I am trying to do some statistical analysis of different A/B tests to see which alternative is better and have found conflicting information about this.
First, I am interested in a couple different things:
- Tests that measure success by counting events, such as conversions or emails sent
- Tests that measure success by counting revenue
- Tests that have only two alternatives (control and new)
- Tests that have multiple alternatives (control and multiple new)
I was hoping to find a simple set of formulae or rules for doing this analysis but have found more questions than answers.
This site says that you can't compare multi-alternative tests; you can only do pairwise comparisons and do a chi-squared analysis to see if the whole test is statistically significant or not.

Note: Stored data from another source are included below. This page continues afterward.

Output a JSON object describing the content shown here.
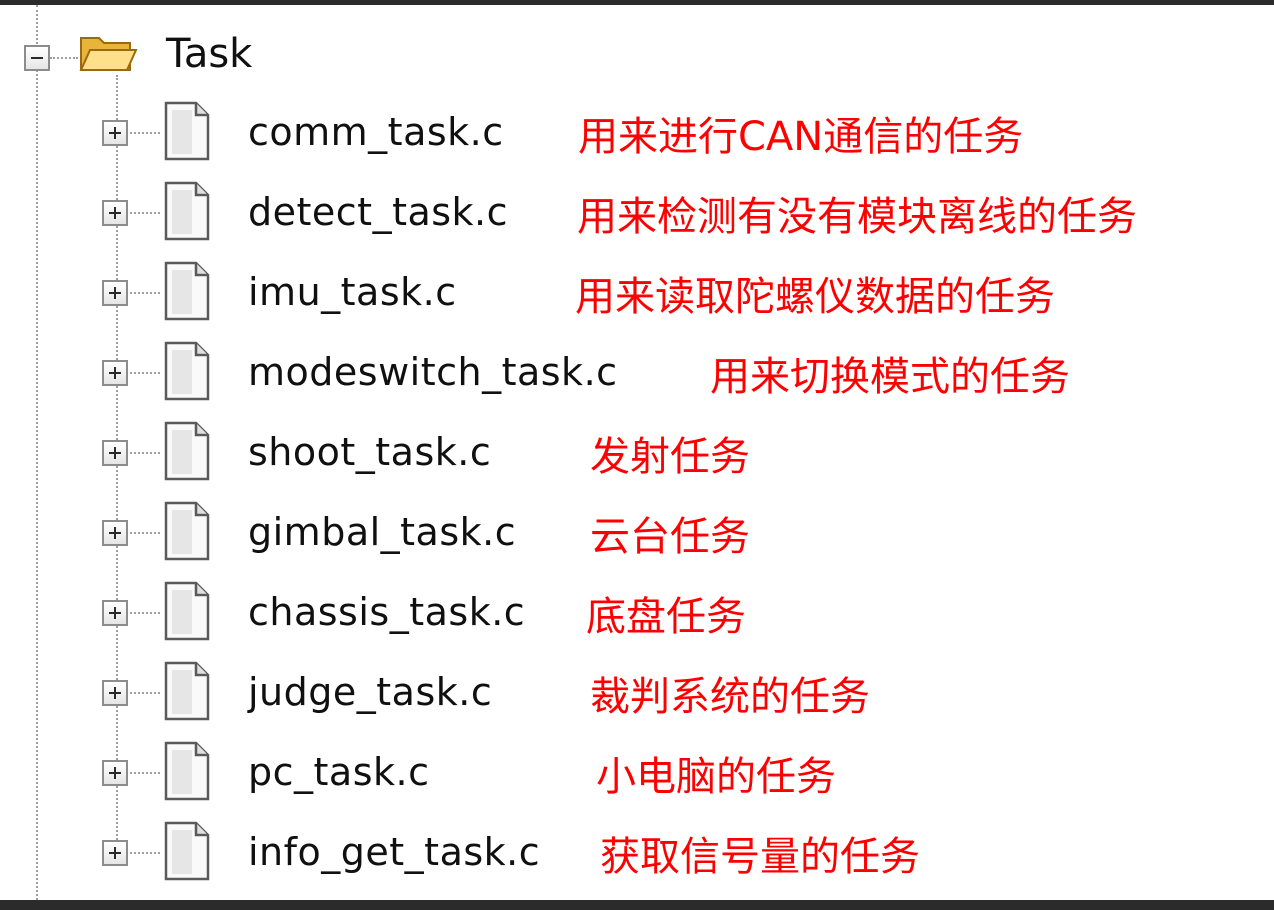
{
  "tree": {
    "root": {
      "label": "Task",
      "expander": "minus",
      "icon": "folder-open-icon"
    },
    "items": [
      {
        "file": "comm_task.c",
        "note": "用来进行CAN通信的任务",
        "expander": "plus",
        "icon": "file-icon"
      },
      {
        "file": "detect_task.c",
        "note": "用来检测有没有模块离线的任务",
        "expander": "plus",
        "icon": "file-icon"
      },
      {
        "file": "imu_task.c",
        "note": "用来读取陀螺仪数据的任务",
        "expander": "plus",
        "icon": "file-icon"
      },
      {
        "file": "modeswitch_task.c",
        "note": "用来切换模式的任务",
        "expander": "plus",
        "icon": "file-icon"
      },
      {
        "file": "shoot_task.c",
        "note": "发射任务",
        "expander": "plus",
        "icon": "file-icon"
      },
      {
        "file": "gimbal_task.c",
        "note": "云台任务",
        "expander": "plus",
        "icon": "file-icon"
      },
      {
        "file": "chassis_task.c",
        "note": "底盘任务",
        "expander": "plus",
        "icon": "file-icon"
      },
      {
        "file": "judge_task.c",
        "note": "裁判系统的任务",
        "expander": "plus",
        "icon": "file-icon"
      },
      {
        "file": "pc_task.c",
        "note": "小电脑的任务",
        "expander": "plus",
        "icon": "file-icon"
      },
      {
        "file": "info_get_task.c",
        "note": "获取信号量的任务",
        "expander": "plus",
        "icon": "file-icon"
      }
    ]
  },
  "colors": {
    "annotation": "#ff0000",
    "text": "#101010",
    "tree_lines": "#a0a0a0",
    "frame": "#2b2b2b"
  }
}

This site Suggests a way to do A/B/C/D testing (starts on slide 74), analysing the results using the G-Test (which it says is related to chi-squared) but isn't clear on the details of using a fudge factor. It also suggests that you can only use the A/B/C/D approach to eliminate alternatives until you end up with a clear winner in an A/B comparison.
This site gives an example of an A/B/C/D test (including control) and shows how to compare the conversion rate to determine a winner. Unlike this approach it does not recommend eliminating alternatives but rather picks a winner right off the bat (Assuming statistically significant results).
Perhaps I'm naive but I would think that by now a stats analysis library would exist to deal with this very problem. I would also appreciate more information about what algorithms/equations are needed to solve these problems. It's been a long time since my university Stats class.
For the event generating comparison, you could approach this using Beta distributions. Each alternative has some unobserved p, the probability of producing an event. If you observe X positive events out of N, then your uncertainty about p can be modeled by Beta(X+1,N-X+1).
You can compare two alternatives by looking at P(pA > pB), where pA and pB are the two Beta distributions. Methods for computing that inequality probability can be found in this paper.
You can also compute E[pA-pB], the effect size, or compute confidence bounds of the same.